中国媒体博克



Restricting the foreign press

媒体来源: ChinaMediaBlog.com
2008-06-18

With the Olympics barely seven weeks off, China is apparently hoping that no one will notice it isn’t fully keeping its pledge to open up the country to the foreign media during the Games.

Wednesday offered a good example of the kind of controls China still places on reporters.

The Olympic torch made its tour during the morning through Kashgar, the Silk Road outpost in the troubled Xinjiang region of far west China. Minders kept foreign reporters away from most of the relay route and barred them from speaking to ordinary citizens.

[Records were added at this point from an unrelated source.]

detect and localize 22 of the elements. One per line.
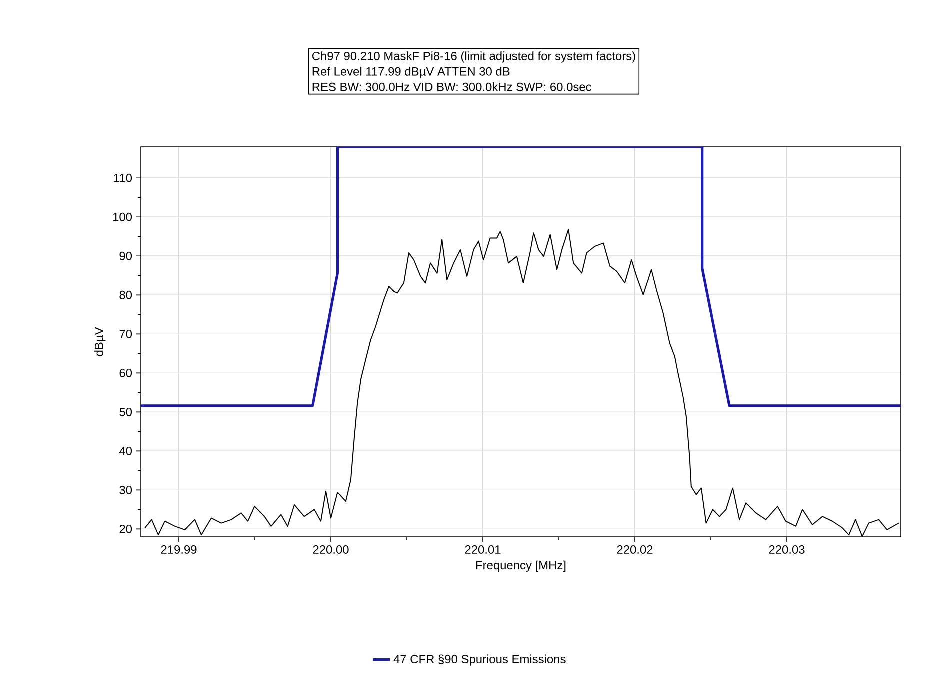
line-series [141, 146, 902, 408]
x-tick-label: 220.02 [617, 546, 653, 554]
legend-label: 47 CFR §90 Spurious Emissions [394, 654, 566, 666]
x-tick-label: 220.03 [769, 546, 805, 554]
chart-subtitle: Ref Level 117.99 dBµV ATTEN 30 dB [312, 67, 510, 78]
x-tick-label: 220.01 [465, 546, 501, 554]
x-tick-label: 219.99 [161, 546, 197, 554]
y-tick-label: 40 [119, 446, 132, 456]
y-tick-label: 110 [114, 174, 132, 182]
x-axis-title: Frequency [MHz] [476, 560, 566, 572]
chart-title: Ch97 90.210 MaskF Pi8-16 (limit adjusted for system factors) [312, 52, 636, 63]
text: RES BW: 300.0Hz VID BW: 300.0kHz SWP: 60.0sec [312, 82, 592, 92]
y-tick-label: 50 [120, 408, 132, 416]
y-tick-label: 60 [120, 368, 132, 378]
y-axis-title: dBµV [94, 327, 106, 356]
x-tick-label: 220.00 [313, 546, 349, 554]
y-tick-label: 80 [120, 290, 132, 300]
y-tick-label: 70 [120, 330, 132, 338]
y-tick-label: 20 [120, 524, 132, 534]
y-tick-label: 30 [120, 486, 132, 494]
y-tick-label: 100 [113, 212, 132, 222]
y-tick-label: 90 [120, 252, 132, 260]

Here’s a tidbit from the Reuters story datelined from Kashgar:

Foreign reporters have been banned from talking to anyone watching the torch along its route, despite China pledging complete media freedom when it applied to host the Olympics, and are limited to a few stage-managed events.

"Anybody can watch the torch, but if you come on your own or with your family, you'll have to watch it from afar and can't get up close," one sullen government official said.

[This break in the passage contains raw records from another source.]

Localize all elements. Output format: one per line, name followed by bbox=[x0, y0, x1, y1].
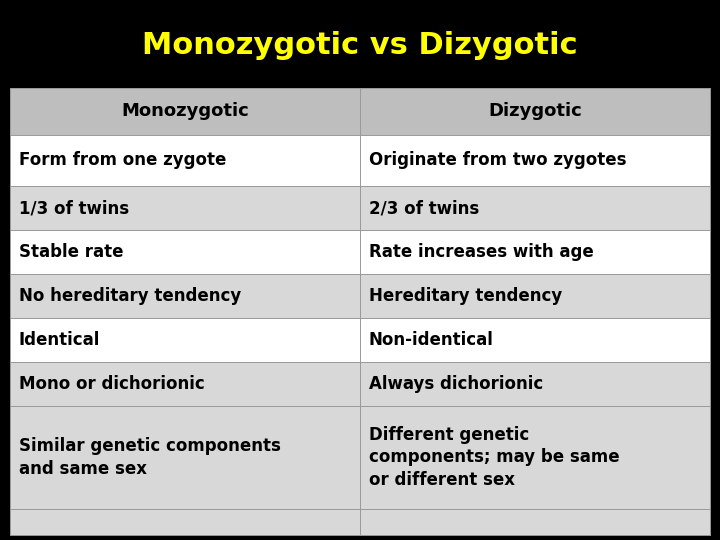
Text: Originate from two zygotes: Originate from two zygotes bbox=[369, 151, 626, 170]
Text: Different genetic
components; may be same
or different sex: Different genetic components; may be sam… bbox=[369, 426, 619, 489]
Text: Identical: Identical bbox=[19, 331, 100, 349]
Text: Mono or dichorionic: Mono or dichorionic bbox=[19, 375, 204, 393]
Text: 1/3 of twins: 1/3 of twins bbox=[19, 199, 129, 217]
Text: Stable rate: Stable rate bbox=[19, 243, 123, 261]
Text: Always dichorionic: Always dichorionic bbox=[369, 375, 543, 393]
Text: Monozygotic vs Dizygotic: Monozygotic vs Dizygotic bbox=[142, 30, 578, 59]
Text: Hereditary tendency: Hereditary tendency bbox=[369, 287, 562, 305]
Text: Rate increases with age: Rate increases with age bbox=[369, 243, 593, 261]
Text: Form from one zygote: Form from one zygote bbox=[19, 151, 226, 170]
Text: Dizygotic: Dizygotic bbox=[488, 102, 582, 120]
Text: Non-identical: Non-identical bbox=[369, 331, 493, 349]
Text: Monozygotic: Monozygotic bbox=[121, 102, 249, 120]
Text: Similar genetic components
and same sex: Similar genetic components and same sex bbox=[19, 437, 281, 477]
Text: No hereditary tendency: No hereditary tendency bbox=[19, 287, 241, 305]
Text: 2/3 of twins: 2/3 of twins bbox=[369, 199, 479, 217]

The Associated Press story also made mention of the restrictions on foreign media:

Black-gloved security agents jogged alongside the torch as it wound through the streets of Kashgar, an ancient Silk Road city near the borders with Central Asia, Afghanistan and Pakistan. Foreign journalists were not allowed along the route, where cheering bystanders shouted "Go China!" under sunny skies.

Later in the same story, the AP journalist noted the following:

Xinjiang officials accompanied foreign journalists on a bus to the relay and did not allow them to wander from the group. After the start of the event, the journalists were taken to the finish point _ a square dominated by a giant statue of Mao Zedong, a reminder of heavy-handed Communist Party rule over the region since People's Liberation Army forces entered in 1949.

A day earlier in Urumqi, Xinjiang residents were told to stay home and watch the torch relay on TV. That’s probably what Chinese authorities also wish foreign reporters would do.